El ex ministro de Trabajo con José María Aznar asiste regularmente a su médico en el Hospital La Fe de Valencia. Y, en caso de crisis como la que está sufriendo ahora, se autoriza su permanencia en este hospital, en lugar de llevarlo al General de la ciudad, el centro adscrito a la cárcel de Picassent, que cuenta con un pabellón específico para presos.

Zaplana lleva casi un mes ingresado en la séptima planta de La Fe, donde dos policías custodian la puerta de su habitación. El exministro, que ha reivindicado desde allí su inocencia, solo puede recibir visitas de familiares durante 40 minutos a la semana.

En su visita el pasado sábado a Valencia para anunciar los candidatos a las elecciones del próximo mayo, el líder del PP, Pablo Casado, reclamó “humanidad en el trato penitenciario” a Zaplana.

La magistrada, encargada hace 31 años de tomar la declaración al prófugo José María Ruiz-Mateos y enviarlo a prisión, sigue practicando diligencias del caso Erial que compatibiliza con el trabajo cotidiano de su juzgado.

La Junta de Jueces de Instrucción de Valencia calificó el viernes de “acoso sin precedentes” el tratamiento que está recibiendo la magistrada Rodríguez, con la publicación de aspectos que pertenecen a su más estricta intimidad, amenazas, descalificaciones e insultos de todo tipo que, en su opinión, “menosprecian la independencia judicial y sobre todo, desconocen el principio de igualdad ante la ley”. La Junta también recordó que tanto los jueces de la Sección Quinta de la Audiencia de Valencia como la Fiscalía Anticorrupción son contrarios a dejar en libertad a Zaplana porque estiman que hay riesgo de fuga.

Fuentes del caso afirman que el exministro acumula gran cantidad de fondos en el extranjero que podría utilizar para intentar escapar a pesar de su delicado estado de salud.

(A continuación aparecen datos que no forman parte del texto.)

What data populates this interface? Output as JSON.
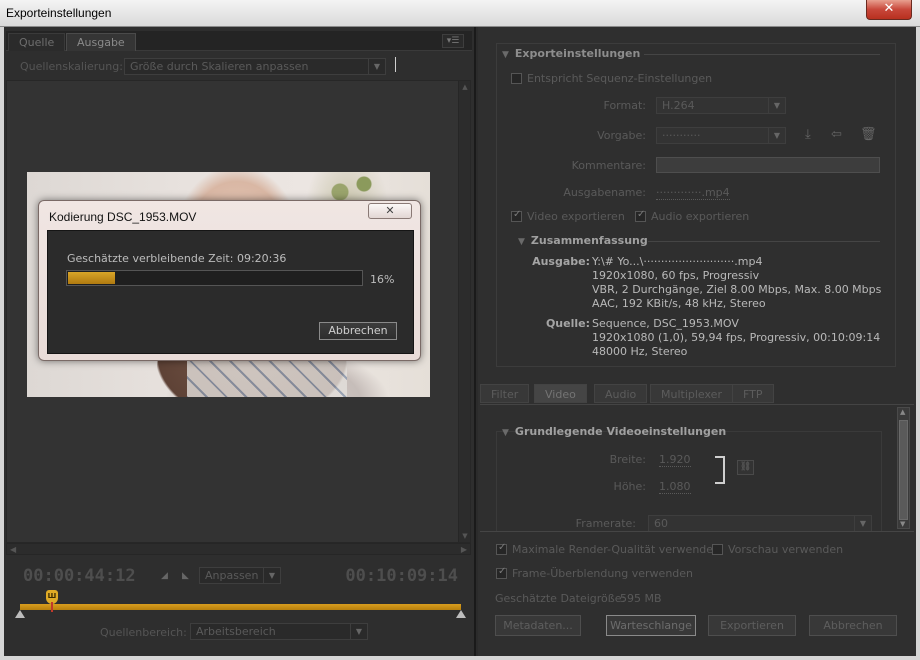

Por ello consideran necesario mantenerlo preso, al menos, hasta recibir la información solicitada a cinco países latinoamericanos y europeos. Su familia no admite el argumento. “En el estado en el que se encuentra es imposible”.

Los responsables de la investigación creen contar con sólidos indicios de que Zaplana cobró mordidas por la adjudicación de las ITV en la Comunidad Valenciana, cuya privatización aprobó en 1997, y del Plan Eólico Valenciano, en 2003. En esta última fecha, el exdirigente popular ya se había incorporado al Gobierno de José María Aznar. Pero los investigadores creen que el momento decisivo del amaño se produjo antes. En enero de  2002, después de un largo proceso de cocina, la Generalitat todavía presidida por Zaplana preadjudicó, según la terminología utilizada en el Diario Oficial de la Generalitat, las 15 zonas de parques eólicos de la Comunidad Valenciana a cinco uniones de empresas. Las mismas que un año más tarde resultaron confirmadas como adjudicatarias.